Date: Sat, 7 Aug 2004 21:08:00 -0700 (PDT)
From: Robert Emery <theother_bob at yahoo.com>
Subject: Re: [Coco] MC-10 Questions...
To: CoCoList for Color Computer Enthusiasts <coco at maltedmedia.com>
Message-ID: <20040808040800.65286.qmail at web81508.mail.yahoo.com>
Content-Type: text/plain; charset=us-ascii
--- farna at att.net wrote:
> You know, as I was thinking about that digital dash again,
Sounds like someone's been bitten by the bug again... :-)

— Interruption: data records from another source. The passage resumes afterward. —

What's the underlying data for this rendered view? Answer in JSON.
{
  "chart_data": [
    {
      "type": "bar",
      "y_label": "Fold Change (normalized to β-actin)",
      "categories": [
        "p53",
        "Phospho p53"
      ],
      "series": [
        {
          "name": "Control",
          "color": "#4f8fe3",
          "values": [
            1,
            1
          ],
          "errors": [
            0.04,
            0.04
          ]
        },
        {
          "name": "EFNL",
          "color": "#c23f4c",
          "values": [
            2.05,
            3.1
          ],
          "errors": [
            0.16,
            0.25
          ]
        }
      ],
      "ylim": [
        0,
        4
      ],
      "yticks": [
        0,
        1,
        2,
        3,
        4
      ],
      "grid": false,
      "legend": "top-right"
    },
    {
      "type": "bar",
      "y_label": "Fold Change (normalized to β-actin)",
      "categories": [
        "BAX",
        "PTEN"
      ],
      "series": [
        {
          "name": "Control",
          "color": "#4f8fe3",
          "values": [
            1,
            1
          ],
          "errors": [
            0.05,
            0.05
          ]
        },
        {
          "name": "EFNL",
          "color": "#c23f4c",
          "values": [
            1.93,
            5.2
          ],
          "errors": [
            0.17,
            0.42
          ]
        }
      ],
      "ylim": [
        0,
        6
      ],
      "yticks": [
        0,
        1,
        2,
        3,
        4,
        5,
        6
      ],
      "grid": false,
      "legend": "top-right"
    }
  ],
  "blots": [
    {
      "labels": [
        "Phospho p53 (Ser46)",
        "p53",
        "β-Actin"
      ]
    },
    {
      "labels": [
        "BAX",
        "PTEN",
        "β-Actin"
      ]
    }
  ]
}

> avg. mpg and estimated distance on remaining fuel). I doubt the MC-10 could
> do the analog gauges, I'd be happy with a big digit speed and smaller digit
> gauges placed around the central speed readout. That would have to be a
> graphics screen too.
Since either way it's graphics... the analog gauge would probably be a lot less
work than drawing numeric characters. Does the MC-10 support semigraphics
modes? What about the high speed poke?
Back when you first posted about your desire to do this but thought the CoCo
was too big, I was going to say a VIC-20 would be a good choice (but you said
you'd lost the desire)... I have one (VIC-20) that I'd considered using for
everything but the speedo/tach. Those were handled by dedicated circuits found
in Radio-Electronics from the early or mid 80's. Still have 'em if you're
interested and I know of a ~$35 kit (locally available) which is almost the
exact same circuit, designed to drive LED's.